How to Use Microsoft’s Data Classification Toolkit
Most organizations have been faced at one time or another with the need to organize unstructured data stored across many servers. Microsoft’s new Data Classification Toolkit, a free download for use with Windows Server 2008 R2 and the File Classification Infrastructure, allows organizations to report on the classification status of files across multiple servers, develop classification policy and implement appropriate controls to help manage storage more efficiently.
For a primer on the Windows Server 2008 R2 File Classification Infrastructure, see the BizTech article "Control Data Sprawl with File Classification in Windows Server 2008 R2".
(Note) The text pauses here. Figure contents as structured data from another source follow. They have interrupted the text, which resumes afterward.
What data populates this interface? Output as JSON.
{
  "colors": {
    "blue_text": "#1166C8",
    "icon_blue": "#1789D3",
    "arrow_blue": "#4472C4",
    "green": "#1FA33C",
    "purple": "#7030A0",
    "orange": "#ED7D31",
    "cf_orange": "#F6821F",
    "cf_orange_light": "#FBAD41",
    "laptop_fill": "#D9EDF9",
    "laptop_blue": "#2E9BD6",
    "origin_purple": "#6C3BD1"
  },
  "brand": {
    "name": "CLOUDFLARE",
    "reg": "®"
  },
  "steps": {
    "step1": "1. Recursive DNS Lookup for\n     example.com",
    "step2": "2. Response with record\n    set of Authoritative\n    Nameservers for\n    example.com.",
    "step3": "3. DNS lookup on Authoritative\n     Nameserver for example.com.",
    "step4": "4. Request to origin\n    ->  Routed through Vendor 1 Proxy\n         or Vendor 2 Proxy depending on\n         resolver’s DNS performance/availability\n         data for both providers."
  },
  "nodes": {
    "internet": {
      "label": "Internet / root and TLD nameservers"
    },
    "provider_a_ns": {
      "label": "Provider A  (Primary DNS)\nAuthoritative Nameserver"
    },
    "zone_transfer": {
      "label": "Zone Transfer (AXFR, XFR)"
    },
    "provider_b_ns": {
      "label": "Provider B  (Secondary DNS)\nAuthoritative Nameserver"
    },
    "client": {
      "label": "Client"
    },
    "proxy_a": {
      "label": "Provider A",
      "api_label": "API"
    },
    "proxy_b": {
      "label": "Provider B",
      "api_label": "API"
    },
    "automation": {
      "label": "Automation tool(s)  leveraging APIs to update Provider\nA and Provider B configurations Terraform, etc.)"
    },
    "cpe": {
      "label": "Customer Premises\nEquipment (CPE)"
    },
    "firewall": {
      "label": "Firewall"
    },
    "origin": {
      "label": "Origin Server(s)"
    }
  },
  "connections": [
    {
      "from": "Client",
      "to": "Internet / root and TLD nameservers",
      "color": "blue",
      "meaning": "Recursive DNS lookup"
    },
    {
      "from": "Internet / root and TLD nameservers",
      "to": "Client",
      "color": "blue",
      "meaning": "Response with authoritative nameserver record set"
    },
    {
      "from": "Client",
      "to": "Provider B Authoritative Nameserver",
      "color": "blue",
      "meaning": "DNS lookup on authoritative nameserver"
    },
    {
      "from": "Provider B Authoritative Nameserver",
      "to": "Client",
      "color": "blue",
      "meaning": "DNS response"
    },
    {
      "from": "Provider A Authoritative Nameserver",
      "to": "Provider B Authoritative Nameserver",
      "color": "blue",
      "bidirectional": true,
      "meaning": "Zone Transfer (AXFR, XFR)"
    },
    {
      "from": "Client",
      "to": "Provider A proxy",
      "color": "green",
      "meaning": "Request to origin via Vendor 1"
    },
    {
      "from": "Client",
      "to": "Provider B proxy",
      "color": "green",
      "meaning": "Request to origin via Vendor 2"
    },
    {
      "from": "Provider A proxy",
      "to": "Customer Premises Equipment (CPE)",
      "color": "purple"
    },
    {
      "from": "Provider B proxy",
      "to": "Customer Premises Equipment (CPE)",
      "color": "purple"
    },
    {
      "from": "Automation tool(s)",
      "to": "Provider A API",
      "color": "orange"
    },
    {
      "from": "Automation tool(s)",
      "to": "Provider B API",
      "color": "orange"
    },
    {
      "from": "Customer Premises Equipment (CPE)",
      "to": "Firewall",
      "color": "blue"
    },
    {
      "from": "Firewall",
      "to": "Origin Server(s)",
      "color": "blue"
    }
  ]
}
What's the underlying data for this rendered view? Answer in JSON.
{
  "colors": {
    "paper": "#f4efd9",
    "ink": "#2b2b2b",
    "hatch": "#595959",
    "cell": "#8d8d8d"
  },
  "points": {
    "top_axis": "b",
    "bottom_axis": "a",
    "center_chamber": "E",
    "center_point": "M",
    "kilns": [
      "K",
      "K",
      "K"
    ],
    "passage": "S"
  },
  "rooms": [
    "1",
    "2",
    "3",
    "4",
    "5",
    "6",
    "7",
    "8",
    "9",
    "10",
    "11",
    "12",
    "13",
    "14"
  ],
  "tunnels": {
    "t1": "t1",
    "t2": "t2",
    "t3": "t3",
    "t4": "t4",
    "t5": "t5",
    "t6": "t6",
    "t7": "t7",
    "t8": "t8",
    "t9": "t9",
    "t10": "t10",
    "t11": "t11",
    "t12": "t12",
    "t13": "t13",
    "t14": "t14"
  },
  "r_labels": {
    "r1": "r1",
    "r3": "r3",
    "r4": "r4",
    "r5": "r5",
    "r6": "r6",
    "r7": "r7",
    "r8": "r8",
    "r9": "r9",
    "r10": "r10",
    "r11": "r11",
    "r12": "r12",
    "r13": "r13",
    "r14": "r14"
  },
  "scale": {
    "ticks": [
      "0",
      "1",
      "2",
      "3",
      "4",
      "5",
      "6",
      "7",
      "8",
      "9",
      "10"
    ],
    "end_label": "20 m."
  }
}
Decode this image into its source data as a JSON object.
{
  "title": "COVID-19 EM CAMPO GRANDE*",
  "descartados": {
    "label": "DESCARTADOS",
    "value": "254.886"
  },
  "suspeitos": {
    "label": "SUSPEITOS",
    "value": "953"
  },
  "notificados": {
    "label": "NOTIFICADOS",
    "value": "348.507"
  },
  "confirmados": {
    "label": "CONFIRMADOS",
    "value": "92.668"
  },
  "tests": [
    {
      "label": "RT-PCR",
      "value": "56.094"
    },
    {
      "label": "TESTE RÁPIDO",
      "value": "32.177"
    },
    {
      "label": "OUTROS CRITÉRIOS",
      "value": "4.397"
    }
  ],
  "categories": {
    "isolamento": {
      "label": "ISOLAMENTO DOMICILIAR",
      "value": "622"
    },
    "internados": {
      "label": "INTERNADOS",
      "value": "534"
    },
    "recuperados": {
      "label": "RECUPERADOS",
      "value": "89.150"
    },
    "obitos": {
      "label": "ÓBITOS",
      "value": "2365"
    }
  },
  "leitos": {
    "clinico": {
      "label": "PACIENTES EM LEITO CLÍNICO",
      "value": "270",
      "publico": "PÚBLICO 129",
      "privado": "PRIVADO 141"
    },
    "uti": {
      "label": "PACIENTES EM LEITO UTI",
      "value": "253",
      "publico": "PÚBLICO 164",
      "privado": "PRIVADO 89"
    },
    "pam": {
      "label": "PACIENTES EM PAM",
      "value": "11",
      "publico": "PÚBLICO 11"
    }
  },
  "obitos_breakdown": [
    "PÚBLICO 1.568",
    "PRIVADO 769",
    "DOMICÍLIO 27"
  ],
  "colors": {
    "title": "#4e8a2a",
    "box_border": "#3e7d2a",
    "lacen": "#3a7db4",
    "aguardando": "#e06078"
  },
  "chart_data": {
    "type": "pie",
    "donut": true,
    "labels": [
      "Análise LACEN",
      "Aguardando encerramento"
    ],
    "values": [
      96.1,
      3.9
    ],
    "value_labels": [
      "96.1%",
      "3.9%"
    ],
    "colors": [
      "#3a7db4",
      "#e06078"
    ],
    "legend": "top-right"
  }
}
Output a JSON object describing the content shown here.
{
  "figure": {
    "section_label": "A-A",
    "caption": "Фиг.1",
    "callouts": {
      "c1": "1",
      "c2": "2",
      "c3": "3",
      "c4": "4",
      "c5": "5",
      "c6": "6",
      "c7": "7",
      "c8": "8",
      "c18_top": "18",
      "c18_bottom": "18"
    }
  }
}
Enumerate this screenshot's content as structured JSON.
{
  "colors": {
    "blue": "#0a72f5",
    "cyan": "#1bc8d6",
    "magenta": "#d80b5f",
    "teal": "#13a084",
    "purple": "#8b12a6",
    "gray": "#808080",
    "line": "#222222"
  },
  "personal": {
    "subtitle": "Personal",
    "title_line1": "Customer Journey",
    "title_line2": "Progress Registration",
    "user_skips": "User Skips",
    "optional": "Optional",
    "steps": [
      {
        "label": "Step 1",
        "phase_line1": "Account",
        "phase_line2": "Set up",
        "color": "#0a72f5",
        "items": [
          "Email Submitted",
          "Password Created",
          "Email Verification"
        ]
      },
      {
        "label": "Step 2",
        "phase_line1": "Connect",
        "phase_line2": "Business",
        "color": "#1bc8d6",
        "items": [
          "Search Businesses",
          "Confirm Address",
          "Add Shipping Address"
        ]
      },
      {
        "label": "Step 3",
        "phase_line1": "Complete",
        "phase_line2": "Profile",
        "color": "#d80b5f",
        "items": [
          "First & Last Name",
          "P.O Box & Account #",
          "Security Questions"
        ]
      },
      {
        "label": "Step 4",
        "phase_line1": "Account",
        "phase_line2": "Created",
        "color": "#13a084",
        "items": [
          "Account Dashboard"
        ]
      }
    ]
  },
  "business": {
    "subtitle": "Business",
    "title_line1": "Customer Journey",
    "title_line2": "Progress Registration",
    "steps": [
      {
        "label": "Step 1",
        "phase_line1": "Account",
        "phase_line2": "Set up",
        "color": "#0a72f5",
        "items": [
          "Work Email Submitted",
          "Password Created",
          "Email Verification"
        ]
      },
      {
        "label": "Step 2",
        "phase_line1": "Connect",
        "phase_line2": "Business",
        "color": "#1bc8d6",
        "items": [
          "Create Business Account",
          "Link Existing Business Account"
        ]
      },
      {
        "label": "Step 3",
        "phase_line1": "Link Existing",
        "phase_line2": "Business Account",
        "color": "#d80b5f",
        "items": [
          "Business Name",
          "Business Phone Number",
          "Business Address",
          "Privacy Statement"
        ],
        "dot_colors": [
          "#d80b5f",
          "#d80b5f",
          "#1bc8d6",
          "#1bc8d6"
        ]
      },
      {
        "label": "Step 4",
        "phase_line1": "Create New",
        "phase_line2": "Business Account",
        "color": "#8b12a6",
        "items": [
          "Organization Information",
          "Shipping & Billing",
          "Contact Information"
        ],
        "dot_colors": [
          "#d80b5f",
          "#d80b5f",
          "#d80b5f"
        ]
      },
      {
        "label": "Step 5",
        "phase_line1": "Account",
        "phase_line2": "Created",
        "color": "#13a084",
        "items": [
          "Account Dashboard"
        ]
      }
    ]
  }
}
Before working with the tool kit, you should decide how you’re going to classify files. This is usually determined by the data’s value and any regulatory requirements, and should be carried out in coordination with auditors to make sure it meets your organization’s needs. Then you can apply classification policy to files, which can include assigning NTFS permissions, retention or auditing parameters, expiration or backup, or moving to lower-cost storage.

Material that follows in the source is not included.